[Pierre Igot][igot]’s post about [Adobe’s use of a new cursor in CS5][cs5] draws attention to how Adobe is continuing to fail to adhere to Macintosh user interface conventions.
But I disagree that the correct cursor to use for a blocking task that cannot be cancelled is the spinning beachball of death. That cursor after all is the cursor automatically provided by the operating system when an application is _not responding to input events_. As such when I see the beachball I associate it with a stuck application, one that may need to be forcibly quit.
Previous versions of Photoshop showed the watch cursor for actions which took a significant length of time. Showing the watch cursor is friendlier than showing the beachball of death because it indicates that the application is busy, too busy to handle your clicks but everything is hunky dory and the train _will_ arrive at the station.
There is no watch cursor listed in [Apple’s documentation on cursors][cursors]. However the cursor is still present in the system and can be found in the headers for the carbon appearance manager:
kThemeWatchCursor = 7, /* Can Animate */
If you have Xcode 3.2.2 installed you can find this in `/Developer/SDKs/MacOSX10.6.sdk/System/Library/Frameworks/Carbon.framework/Versions/A/Frameworks/HIToolbox.framework/Versions/A/Headers/Appearance.h`, line 634.
I don’t know enough about Macintosh programming to say whether it is possible to employ this cursor from a Cocoa-based application.
[igot]: http://www.betalogue.com
[cs5]: http://www.betalogue.com/2010/05/18/cs5-cursor/
[cursors]: http://developer.apple.com/mac/library/documentation/Cocoa/Reference/ApplicationKit/Classes/NSCursor_Class/Reference/Reference.html
As far as I’m concerned, the right way to handle this is by never changing the mouse cursor and by showing the spinner — I’m sorry, indeterminate progress indicator — in a contextually informative or consistent location.
The spinner is a control, not a cursor. The reason there’s no spinner cursor by default is the reason the watch cursor didn’t make the move to Cocoa’s NSCursor — it’s not the way you’re supposed to indicate that things are happening. Things are supposed to happen asynchronously. As is usually the case in Photoshop, the things that take time may well actually block progress until they’re done, but you should be free to feel like you can cancel progress (and a cursor without a pointed hotspot doesn’t indicate well enough that you can click something) or dick around in Preferences.
And to drive home another related point more explicitly: yes, the watch cursor may feel more friendly than the beachball. That’s because of conditioning: the watch in OS 9 appeared everywhere, including when things were quite alright, while the beachball is designed to only show up to indicate that something may actually have gone awry.
Because this upsets me, I’ll point out once again how the spinner as a cursor is a way of snatching defeat from the jaws of victory. The spinner stands for a responsive UI while the things that have to go away and do some work do that; that Adobe feels it’s comfortable to adopt the look, but not the feel or work of recent (as in “early last decade”) advancements speaks a bit too well to their selective brilliance. There’s a clear, well-defined alternative, established with users, providing actual benefits and with ample precedent, and they go make shit up.
@Jesper well… I am not convinced by my own argument that the watch cursor is a better choice. The other approach Adobe could take when an action will take a significant length of time would be to display a modal dialog with a (possibly indeterminate) progress bar and just use the regular arrow cursor.

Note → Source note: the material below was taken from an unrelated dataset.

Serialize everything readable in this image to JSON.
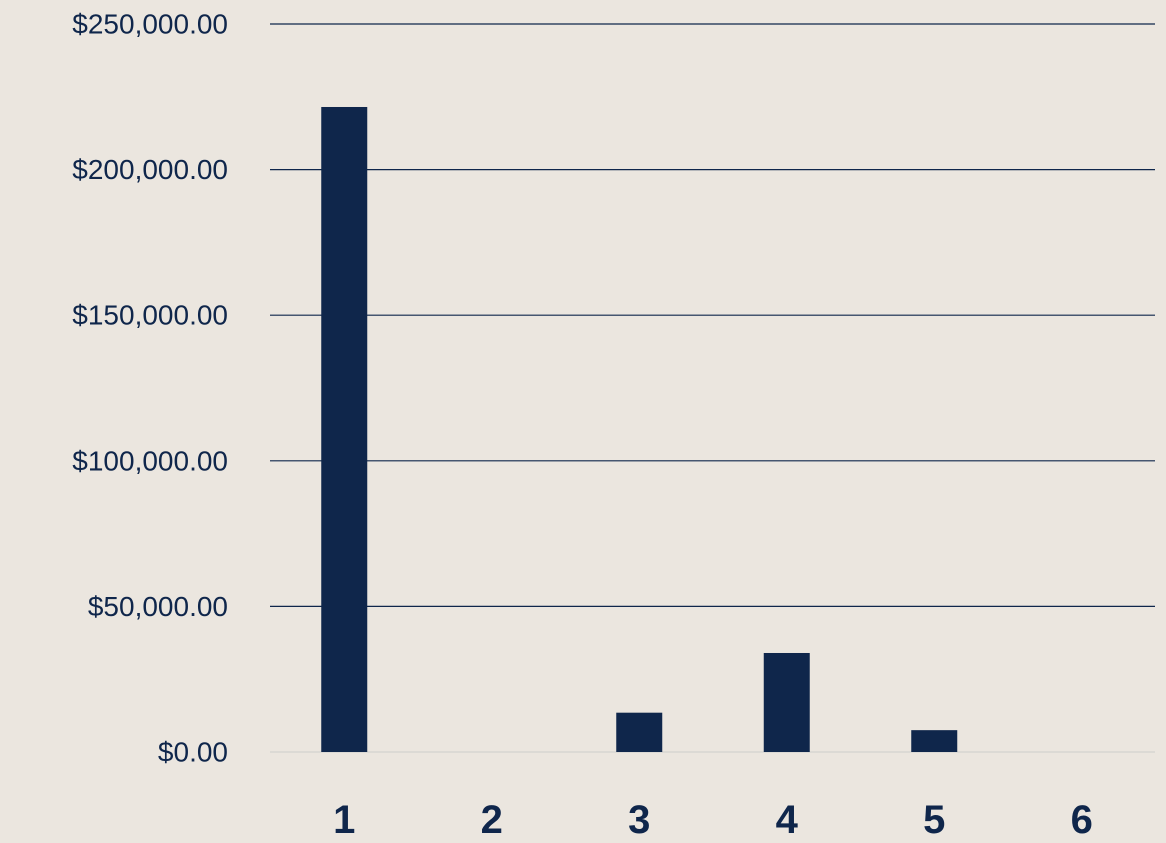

Apple’s guidelines recommend just that , but I wonder whether users would perceive Photoshop CS5 as much slower (even if it was as fast or faster) just because this hypothetical new version has started belching progress meters all over the place.
And so one comes back to wanting to use a cursor which indicates progress…

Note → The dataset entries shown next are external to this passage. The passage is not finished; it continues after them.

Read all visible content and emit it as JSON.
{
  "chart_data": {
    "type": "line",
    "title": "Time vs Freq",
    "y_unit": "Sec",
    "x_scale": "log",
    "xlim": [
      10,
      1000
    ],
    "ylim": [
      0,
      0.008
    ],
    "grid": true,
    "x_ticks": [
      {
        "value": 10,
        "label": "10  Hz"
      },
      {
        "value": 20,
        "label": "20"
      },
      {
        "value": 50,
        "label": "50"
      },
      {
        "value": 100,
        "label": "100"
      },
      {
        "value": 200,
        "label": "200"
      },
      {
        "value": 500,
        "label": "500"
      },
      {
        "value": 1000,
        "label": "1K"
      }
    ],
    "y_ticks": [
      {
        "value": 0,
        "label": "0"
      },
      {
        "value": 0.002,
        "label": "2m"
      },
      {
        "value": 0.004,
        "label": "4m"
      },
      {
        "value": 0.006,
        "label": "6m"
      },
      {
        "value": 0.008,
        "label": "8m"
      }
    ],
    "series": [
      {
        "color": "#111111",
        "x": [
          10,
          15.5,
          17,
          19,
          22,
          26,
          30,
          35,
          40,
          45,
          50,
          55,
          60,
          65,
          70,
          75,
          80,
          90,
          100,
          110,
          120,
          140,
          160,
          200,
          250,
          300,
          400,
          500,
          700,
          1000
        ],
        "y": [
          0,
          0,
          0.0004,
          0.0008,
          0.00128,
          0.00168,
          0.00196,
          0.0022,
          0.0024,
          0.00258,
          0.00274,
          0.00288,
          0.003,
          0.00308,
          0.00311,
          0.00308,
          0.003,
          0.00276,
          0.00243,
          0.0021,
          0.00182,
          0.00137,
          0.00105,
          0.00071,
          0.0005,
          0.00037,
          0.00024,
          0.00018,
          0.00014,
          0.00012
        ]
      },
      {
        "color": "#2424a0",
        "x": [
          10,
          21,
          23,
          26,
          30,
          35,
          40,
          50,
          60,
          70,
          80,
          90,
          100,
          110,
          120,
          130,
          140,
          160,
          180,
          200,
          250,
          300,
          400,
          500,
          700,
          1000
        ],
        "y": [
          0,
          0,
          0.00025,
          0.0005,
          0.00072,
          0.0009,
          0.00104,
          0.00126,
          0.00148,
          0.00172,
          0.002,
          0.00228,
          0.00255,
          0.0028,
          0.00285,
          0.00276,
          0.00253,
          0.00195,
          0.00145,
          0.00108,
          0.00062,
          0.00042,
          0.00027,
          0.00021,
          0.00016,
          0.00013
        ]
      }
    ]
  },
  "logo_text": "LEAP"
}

Doesn’t Photoshop already “belch progress meters all over the place”, though?
When did the spinning beachball of death ever communicate excellent user feedback? When’s the last time you saw SBBOD and though “OK good. Everything is working fine?”.
If an improvement is a break from convention I’m not going to discount it from being an improvement.
I’d argue that a wait indicator I notice is better than a wait indicator I don’t. A wait indicator that only appears when a process is going A-OK is better that a wait indicator that tells me that s%$@ may or may not hit the fan.
@Jesper
You could say that Photoshop gives the user feedback indicators frequently. If you wanted to spin that to make that sound like a bad thing you could call it “belching”. Sure.
@Matt Lundstrom there is certainly an argument for another cursor that indicates a long-running task that cannot be interrupted but Adobe’s choice of the grey petal pinwheel is odd, and so I argued that the watch cursor would make more sense. As for belching, @Jesper was just quoting my earlier comment where I was suggesting that if Photoshop frequently showed a progress meter it would quickly become irritating.